Dad 'nearly lost his eye' in alleged teen attack
THE DPP is being asked to drop a prosecution against a youth who was allegedly involved in a knife slash attack where a terrified father was just a millimetre from losing an eye.
The Dublin Children's Court has heard that during the attack two teenage raiders forced their way into the man's home to attack his son.
Two boys, aged 16 and 17, are facing assault, aggravated burglary and criminal damage charges following an alleged incident in Tallaght on January 15 last.
They appeared before Judge John O'Connor for a preliminary hearing to determine whether their trial will remain in the jurisdiction of the Dublin Children's Court.
Judge O'Connor has ruled that the 17-year-old defendant should be tried in the higher court and that youth has been remanded on bail pending the preparation of a book of evidence.
However, he has adjourned making a trial venue ruling in the younger boy's case.

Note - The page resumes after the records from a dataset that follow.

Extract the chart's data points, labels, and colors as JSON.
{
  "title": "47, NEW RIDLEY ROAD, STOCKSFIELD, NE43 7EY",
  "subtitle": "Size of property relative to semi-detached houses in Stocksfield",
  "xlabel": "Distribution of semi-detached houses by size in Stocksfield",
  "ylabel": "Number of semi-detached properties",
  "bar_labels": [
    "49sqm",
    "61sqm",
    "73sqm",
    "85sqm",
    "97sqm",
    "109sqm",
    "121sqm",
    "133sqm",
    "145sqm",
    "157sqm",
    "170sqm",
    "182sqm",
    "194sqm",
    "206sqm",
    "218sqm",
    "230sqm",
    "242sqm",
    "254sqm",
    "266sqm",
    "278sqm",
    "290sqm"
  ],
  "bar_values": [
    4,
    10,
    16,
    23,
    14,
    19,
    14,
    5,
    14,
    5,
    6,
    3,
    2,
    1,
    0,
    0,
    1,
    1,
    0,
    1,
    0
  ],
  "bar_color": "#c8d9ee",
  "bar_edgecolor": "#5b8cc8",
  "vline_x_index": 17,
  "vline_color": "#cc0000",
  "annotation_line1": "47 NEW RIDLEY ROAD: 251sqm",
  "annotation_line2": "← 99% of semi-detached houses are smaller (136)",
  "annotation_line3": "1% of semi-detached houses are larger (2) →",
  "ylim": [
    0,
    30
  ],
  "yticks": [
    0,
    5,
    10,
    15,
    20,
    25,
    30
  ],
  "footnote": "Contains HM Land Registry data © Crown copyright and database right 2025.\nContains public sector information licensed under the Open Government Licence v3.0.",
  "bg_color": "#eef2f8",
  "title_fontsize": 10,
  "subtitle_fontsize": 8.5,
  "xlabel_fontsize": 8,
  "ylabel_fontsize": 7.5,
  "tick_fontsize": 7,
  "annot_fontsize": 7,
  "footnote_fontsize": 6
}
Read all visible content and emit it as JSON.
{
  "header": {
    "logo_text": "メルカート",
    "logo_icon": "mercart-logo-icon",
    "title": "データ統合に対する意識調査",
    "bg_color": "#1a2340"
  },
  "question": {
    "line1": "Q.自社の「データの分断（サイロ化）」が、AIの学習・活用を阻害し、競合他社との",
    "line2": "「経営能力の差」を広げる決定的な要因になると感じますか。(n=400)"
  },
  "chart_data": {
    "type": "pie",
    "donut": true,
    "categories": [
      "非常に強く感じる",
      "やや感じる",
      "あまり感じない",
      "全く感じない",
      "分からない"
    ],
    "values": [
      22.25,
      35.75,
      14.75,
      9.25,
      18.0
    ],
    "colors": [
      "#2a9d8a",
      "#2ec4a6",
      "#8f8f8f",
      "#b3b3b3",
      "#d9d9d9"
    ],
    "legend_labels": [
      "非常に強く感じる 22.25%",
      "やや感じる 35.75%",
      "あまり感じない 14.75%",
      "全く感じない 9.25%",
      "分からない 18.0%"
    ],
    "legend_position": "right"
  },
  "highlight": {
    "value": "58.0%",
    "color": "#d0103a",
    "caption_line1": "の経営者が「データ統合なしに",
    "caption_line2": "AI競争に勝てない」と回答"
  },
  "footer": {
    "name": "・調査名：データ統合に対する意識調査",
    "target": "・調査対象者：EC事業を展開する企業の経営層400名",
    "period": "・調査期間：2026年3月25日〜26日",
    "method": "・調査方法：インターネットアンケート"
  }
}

Defence solicitor Gareth Noble said that boy has had a "transient lifestyle", has struggled with addiction difficulties and has also attended mental health treatment.
A psychiatric report on that boy is to be sent by the defence to the DPP to consider whether his prosecution will proceed.
Both youths will appear again next month.
Det Garda Dave Jennings told Judge O'Connor that it was alleged that the victim's 17-year-old son had been watching TV in their home when the two youths "forced their way in".
The 17-year-old boy managed to fend off the two alleged raiders and forced them out of the house.
It was alleged that at this point the younger defendant handed a knife to his co-accused and they used it to smash the front door of the house.
The 40-year-old home-owner then came downstairs and it was alleged the older defendant "swung the knife at the injured party catching him from the base of his nose right up under the eye with the tip of the knife".
Det Gda Jennings told Judge O'Connor that this attack, "could have resulted in the loss of an eye, there was a millimetre in the difference".